Ist eine Streupflicht gegeben, richten sich Inhalt und Umfang nach den Umständen des Einzelfalls. Bei öffentlichen Straßen und Gehwegen sind dabei Art und Wichtigkeit des Verkehrswegs ebenso zu berücksichtigen wie seine Gefährlichkeit und die Stärke des zu erwartenden Verkehrs. Die Räum- und Streupflicht besteht also nicht uneingeschränkt. Sie steht vielmehr unter dem Vorbehalt des Zumutbaren, wobei es auch auf die Leistungsfähigkeit des Sicherungspflichtigen ankommt. Nach diesen Grundsätzen bestehen Räum- und Streupflichten regelmäßig für die Zeit des normalen Tagesverkehrs, d.h. an Werktagen ab 7.00 Uhr und an Sonn- und Feiertagen ab 9.00 Uhr.

Bei Auftreten von Glätte im Laufe des Tages ist allerdings dem Streupflichtigen ein angemessener Zeitraum zuzubilligen, um die erforderlichen Maßnahmen zur Bekämpfung der Glätte zu treffen. Dabei ist jedoch einzelfallabhängig, wie dieser "angemessene Zeitraum" zu bemessen ist. Eine pauschale Regel (bspw. "jedenfalls 1 Stunde") existiert nicht. Von Bedeutung ist vielmehr, in welchem Maße die erkennbare Wetterlage und die Eigenheiten des Gehwegs Anlass zur Vorsorge geben; dabei können ausnahmsweise sogar vorbeugende Maßnahmen schon vor der Bildung von Glätte geboten sein. Vorliegend war aber an dem interessierenden Sonntagvormittag auf dem Weg zum Haus weder mit einem Fußgängerverkehr zu rechnen noch gab die Wetterlage für Maßnahmen Anlass.

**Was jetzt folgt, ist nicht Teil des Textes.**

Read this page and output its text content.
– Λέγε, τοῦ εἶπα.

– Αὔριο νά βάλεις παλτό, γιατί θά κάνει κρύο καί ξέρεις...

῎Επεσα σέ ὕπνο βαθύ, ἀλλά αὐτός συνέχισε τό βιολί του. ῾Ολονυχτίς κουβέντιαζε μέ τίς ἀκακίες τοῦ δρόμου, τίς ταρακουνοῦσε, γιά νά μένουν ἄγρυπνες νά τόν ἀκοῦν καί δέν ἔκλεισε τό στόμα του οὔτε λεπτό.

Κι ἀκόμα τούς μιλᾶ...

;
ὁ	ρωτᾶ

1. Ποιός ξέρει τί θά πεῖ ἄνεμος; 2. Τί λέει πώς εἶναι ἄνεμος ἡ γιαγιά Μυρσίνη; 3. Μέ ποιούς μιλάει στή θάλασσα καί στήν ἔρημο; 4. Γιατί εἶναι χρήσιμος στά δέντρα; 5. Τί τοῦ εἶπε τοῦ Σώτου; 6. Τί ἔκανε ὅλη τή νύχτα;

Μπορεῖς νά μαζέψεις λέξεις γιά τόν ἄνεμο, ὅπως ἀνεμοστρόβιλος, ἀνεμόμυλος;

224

Eine Haftung der Beklagten - für die von der Klägerin geltend gemachten Ansprüche - scheiterte vorliegend also zum einen daran, dass bereits keine "allgemeine Glättebildung" vorlag und zum anderen, weil zum Zeitpunkt des Sturzes gegen 10.00 Uhr die der Beklagten zuzubilligende Zeit für die Vornahme eventueller Streumaßnahmen noch nicht abgelaufen gewesen war.

Dieser exemplarische Fall zeigt, welche Feinheiten über Erfolg und Misserfolg einer Klage entscheiden können. Diese Feinheiten mit Ihnen herauszuarbeiten und zu bewerten, ist unsere Aufgabe, um dann gemeinsam beurteilen zu können, ob eine Anspruchsverfolgung hinreichende Aussicht auf Erfolg hat.



Alexander Hammer, LL.M.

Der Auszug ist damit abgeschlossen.